Non-covalent binding of non-steroidal anti-inflammatory drugs to antibiotics: preparation, characterization, physicochemical properties and study of single crystals of tolfenamic acid-enrofloxacin drug-drug salt and their antibacterial and anti-inflammatory activities.

To improve the physicochemical properties and biological activities of the nonsteroidal anti-inflammatory drug tolfenamic acid (TA) and the fluoroquinolone enrofloxacin (ENR). Based on the previous experience of our group in designing and synthesizing quinolone pharmaceutical co-crystals/salts single crystals by non-covalent bonding to improve their physicochemical properties, a drug-drug salt single crystal of tolfenamic acid-enrofloxacin was prepared for the first time using TA and ENR(TA-ENR, CHFNO·CHClNO·CHN). Single-crystal X-ray diffraction (SCXRD) analysis indicated that TA and ENR interacted predominantly through charge-assisted hydrogen bonds (CAHBs) within non-covalent bonds to form asymmetric units.
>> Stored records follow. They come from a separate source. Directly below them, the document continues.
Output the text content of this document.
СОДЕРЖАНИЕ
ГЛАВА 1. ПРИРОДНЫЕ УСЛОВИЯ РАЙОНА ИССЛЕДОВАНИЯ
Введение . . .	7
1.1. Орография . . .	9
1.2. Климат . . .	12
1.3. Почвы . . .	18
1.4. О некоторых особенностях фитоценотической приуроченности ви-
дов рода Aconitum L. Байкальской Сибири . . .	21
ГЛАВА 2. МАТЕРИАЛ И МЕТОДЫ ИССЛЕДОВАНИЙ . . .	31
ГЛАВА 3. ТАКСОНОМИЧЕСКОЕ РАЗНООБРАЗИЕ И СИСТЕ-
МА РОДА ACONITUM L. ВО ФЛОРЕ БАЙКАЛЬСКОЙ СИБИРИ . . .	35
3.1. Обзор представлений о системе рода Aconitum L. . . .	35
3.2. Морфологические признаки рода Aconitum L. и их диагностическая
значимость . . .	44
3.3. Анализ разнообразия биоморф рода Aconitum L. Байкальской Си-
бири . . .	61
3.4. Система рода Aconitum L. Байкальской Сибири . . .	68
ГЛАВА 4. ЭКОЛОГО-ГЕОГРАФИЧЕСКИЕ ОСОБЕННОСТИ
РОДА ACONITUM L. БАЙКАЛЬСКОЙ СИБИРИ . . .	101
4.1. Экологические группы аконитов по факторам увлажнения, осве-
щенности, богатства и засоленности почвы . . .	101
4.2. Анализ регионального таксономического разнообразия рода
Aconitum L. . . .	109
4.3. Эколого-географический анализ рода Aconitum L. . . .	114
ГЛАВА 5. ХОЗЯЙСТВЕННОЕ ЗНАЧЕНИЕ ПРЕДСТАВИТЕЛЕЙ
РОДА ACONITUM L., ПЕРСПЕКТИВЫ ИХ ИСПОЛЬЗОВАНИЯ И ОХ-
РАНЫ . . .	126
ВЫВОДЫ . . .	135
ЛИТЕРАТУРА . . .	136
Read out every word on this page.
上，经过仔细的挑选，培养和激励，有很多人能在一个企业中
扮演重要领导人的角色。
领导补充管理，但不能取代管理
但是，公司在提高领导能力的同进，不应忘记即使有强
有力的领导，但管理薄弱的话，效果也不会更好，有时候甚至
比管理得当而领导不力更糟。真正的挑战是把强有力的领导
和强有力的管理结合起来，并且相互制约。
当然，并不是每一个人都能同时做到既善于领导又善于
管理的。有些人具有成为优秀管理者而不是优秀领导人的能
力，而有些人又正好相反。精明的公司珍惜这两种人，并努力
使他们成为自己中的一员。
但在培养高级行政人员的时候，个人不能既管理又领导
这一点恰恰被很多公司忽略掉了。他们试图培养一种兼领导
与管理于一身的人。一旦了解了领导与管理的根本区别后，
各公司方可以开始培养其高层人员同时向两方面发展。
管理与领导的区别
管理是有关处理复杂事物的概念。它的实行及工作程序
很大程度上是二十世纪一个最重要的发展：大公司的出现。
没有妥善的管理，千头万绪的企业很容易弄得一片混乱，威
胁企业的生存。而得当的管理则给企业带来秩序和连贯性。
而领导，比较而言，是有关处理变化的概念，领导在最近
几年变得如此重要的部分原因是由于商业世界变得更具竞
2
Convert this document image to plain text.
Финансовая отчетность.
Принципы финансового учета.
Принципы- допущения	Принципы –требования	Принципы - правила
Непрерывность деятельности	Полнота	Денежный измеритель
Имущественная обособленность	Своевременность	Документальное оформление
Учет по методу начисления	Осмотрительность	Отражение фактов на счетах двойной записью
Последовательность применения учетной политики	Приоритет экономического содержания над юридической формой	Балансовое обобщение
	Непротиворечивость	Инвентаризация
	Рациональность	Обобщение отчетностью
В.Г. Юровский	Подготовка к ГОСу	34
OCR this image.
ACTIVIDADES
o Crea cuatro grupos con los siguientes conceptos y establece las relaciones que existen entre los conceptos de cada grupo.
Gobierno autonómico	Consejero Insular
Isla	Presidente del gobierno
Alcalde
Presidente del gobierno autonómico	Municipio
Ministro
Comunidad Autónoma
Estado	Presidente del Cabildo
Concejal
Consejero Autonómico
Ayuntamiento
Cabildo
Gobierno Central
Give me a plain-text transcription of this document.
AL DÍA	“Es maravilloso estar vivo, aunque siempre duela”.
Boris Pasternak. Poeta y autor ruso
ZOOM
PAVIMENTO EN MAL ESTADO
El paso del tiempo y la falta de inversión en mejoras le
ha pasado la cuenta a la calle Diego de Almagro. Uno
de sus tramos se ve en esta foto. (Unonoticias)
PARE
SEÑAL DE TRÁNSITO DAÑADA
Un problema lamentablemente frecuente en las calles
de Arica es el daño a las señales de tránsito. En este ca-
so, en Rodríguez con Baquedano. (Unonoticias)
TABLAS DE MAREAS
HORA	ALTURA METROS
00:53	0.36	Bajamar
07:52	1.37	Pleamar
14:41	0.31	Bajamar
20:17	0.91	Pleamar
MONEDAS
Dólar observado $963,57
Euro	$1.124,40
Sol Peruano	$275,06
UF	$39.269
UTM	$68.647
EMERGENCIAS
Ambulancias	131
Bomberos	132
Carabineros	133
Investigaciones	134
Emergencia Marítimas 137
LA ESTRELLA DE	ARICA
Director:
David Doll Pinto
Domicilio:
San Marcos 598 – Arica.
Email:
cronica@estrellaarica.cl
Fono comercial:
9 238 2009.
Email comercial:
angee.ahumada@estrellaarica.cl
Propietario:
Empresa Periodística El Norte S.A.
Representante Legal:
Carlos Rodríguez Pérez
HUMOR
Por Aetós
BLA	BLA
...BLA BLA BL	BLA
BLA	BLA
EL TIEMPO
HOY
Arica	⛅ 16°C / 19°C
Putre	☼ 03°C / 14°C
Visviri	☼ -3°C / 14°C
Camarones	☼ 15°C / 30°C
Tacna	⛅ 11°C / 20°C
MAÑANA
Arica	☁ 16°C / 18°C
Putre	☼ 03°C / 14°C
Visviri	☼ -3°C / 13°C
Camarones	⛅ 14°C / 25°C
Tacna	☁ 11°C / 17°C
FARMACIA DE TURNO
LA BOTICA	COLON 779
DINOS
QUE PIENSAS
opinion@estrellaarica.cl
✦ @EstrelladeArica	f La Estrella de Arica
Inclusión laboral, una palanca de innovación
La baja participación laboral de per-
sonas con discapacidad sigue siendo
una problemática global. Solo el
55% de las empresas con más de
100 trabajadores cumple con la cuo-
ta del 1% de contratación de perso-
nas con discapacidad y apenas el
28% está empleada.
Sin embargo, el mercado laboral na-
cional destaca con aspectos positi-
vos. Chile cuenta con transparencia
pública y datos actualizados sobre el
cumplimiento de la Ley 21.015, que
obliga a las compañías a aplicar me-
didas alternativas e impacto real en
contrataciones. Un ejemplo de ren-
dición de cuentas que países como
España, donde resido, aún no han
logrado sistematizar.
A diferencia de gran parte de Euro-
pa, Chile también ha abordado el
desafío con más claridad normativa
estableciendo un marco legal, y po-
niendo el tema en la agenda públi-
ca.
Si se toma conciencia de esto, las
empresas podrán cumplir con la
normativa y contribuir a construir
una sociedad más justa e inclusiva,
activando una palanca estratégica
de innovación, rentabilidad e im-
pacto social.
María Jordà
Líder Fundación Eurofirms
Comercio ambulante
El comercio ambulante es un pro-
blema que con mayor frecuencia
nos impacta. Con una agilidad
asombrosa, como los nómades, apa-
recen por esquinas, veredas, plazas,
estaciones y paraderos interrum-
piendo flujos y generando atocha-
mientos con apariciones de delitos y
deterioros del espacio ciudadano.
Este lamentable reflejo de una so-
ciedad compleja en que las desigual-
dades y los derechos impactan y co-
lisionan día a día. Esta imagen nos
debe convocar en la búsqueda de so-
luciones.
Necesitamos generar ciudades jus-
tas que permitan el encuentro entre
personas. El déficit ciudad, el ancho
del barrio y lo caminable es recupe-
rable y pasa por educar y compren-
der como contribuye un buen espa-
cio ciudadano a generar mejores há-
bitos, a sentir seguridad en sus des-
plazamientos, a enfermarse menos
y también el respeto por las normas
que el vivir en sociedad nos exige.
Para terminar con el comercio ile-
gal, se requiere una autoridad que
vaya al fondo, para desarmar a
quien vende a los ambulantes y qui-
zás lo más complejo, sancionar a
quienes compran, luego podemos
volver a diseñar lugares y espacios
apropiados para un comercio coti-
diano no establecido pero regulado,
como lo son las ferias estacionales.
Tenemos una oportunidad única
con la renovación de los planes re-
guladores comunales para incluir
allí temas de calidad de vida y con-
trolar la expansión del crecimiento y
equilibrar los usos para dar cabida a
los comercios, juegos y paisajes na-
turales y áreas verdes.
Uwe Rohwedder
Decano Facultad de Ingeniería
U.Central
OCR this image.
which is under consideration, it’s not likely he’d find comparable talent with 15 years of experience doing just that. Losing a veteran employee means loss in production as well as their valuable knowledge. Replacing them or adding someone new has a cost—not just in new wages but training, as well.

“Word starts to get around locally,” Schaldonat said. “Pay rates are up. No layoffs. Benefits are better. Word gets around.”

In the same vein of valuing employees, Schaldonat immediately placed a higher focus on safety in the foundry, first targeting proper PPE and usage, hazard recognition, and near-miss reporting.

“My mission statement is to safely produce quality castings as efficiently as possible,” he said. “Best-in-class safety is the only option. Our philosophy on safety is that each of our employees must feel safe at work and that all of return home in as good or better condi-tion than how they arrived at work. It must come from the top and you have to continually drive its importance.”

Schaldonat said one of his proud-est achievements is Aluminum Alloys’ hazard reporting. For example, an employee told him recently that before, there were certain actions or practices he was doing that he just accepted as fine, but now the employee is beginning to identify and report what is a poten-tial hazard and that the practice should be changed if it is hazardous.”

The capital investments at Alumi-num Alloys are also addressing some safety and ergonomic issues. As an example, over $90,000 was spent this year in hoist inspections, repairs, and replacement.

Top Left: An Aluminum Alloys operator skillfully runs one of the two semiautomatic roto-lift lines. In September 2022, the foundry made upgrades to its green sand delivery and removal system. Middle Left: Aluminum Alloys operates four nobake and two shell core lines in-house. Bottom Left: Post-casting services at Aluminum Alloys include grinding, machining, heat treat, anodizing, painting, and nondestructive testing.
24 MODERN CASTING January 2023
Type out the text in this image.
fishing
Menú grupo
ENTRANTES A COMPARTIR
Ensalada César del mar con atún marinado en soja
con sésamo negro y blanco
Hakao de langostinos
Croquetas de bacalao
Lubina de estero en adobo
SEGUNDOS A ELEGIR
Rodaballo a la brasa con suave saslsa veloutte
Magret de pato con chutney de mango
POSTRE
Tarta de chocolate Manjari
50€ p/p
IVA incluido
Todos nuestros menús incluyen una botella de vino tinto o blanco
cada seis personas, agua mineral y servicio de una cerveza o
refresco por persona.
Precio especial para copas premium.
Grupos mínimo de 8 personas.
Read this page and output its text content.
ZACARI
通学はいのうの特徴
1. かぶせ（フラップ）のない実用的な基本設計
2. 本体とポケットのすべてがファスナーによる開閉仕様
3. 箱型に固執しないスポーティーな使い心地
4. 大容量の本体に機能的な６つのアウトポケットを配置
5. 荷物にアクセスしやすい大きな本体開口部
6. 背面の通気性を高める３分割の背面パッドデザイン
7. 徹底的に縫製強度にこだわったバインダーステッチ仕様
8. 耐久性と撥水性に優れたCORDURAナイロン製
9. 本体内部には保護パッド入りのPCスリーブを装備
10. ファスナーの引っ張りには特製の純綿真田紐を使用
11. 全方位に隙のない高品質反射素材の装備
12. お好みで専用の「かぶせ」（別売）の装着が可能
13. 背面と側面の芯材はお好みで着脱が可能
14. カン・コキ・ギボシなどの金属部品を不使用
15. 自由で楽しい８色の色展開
Subsequently, the formation of dimers between ENR cations in adjacent asymmetric units was promoted, leading to the formation of a stable crystalline structure through C6-H6···O2 and π···π stacking. Solubility experiments demonstrated that the solubility of TA-ENR was notably increased compared to TA. This can be ascribed to the CAHBs formed between TA and ENR, which facilitated the dissociation of TA in the dissolution medium, thereby enhancing TA's affinity for the dissolution medium. Permeability experiments also revealed that the permeability of TA-ENR was significantly improved compared to both TA and ENR. The in vitro antimicrobial activity and anti-inflammatory activity of TA-ENR were also somewhat improved compared to TA and ENR. The success of this work implies that we may provide new ideas for designing and synthesizing solid drugs with better physicochemical properties and bioactivity, as well as for the treatment of septic arthritis, through the formation of drug-drug co-crystals/salts.